Sweden and Finland may not join NATO soon. After conversations between the two Nordic countries and Turkey over the weekend of May 21-22nd, the process for membership approval is going to take time.
Finnish daily Hufvudstadsbladet reports that the country’s foreign minister, Pekka Haavisto, was originally optimistic about a swift solution to Turkish objections to the Nordic countries’ petition. After the most recent conversation between Finnish President Sauli Niinistö and his Turkish counterpart, Recep Tayyip Erdogan, Foreign Minister Haavisto is less optimistic.
“To be on the safe side, I am now saying that it can be a matter of weeks,” explains Haavisto with reference to how long it may take before Turkey allows the Finnish membership application to move forward.

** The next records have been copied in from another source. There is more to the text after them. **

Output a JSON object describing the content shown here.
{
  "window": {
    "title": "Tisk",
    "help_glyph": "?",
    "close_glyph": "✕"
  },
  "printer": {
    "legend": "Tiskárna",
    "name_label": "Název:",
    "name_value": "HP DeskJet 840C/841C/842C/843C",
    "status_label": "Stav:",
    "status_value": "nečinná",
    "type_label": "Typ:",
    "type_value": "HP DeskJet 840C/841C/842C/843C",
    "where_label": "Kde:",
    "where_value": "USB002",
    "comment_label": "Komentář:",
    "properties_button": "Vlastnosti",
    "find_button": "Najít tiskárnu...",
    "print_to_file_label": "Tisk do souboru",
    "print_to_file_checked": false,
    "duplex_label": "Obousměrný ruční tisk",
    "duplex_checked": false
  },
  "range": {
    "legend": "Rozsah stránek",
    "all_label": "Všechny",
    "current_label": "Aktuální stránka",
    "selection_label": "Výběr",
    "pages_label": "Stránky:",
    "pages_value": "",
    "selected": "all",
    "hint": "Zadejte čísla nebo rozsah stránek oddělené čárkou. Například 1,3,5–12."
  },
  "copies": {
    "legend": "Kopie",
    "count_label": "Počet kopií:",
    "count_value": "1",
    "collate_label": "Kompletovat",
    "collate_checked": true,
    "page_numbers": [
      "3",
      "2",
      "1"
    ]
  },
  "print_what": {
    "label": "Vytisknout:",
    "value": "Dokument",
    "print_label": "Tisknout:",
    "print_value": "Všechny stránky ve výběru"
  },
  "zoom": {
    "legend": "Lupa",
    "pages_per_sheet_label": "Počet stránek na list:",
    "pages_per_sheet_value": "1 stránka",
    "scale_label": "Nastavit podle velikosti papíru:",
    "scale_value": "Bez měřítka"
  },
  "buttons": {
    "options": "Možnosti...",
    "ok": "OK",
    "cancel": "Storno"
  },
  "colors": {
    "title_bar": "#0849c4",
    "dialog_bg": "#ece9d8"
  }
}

Turkey vowed to block NATO accession for Sweden and Finland as soon as the two countries handed in their applications. One of the motives, according to the government in Ankara, is the support provided by the two Nordic countries to PKK, an organization that both Turkey and the European Union classify as terrorist.
Turkey also wants Sweden and Finland to extradite a number of individuals it refers to as terrorists. The Swedish government is highly reluctant to even discuss this issue. Early conversations between Ankara and Stockholm have not brought the matter forward. According to daily Swedish Dagens Nyheter, DN, part of the friction between the two governments is due to the inability of Swedish Foreign Minister Ann Linde to maintain a productive relationship with her Turkish counterpart.
The DN quotes Paul T. Levin, associate research fellow with the Swedish Institute of International Affairs:
Foreign Minister Ann Linde … has engaged in verbal confrontations with Turkey’s Foreign Minister Mevlüt Çavuşoğlu on numerous occasions.
According to Levin, it would be productive for the Swedish NATO membership process if Prime Minister Magdalena Andersson assumed responsibility for the talks with Turkey.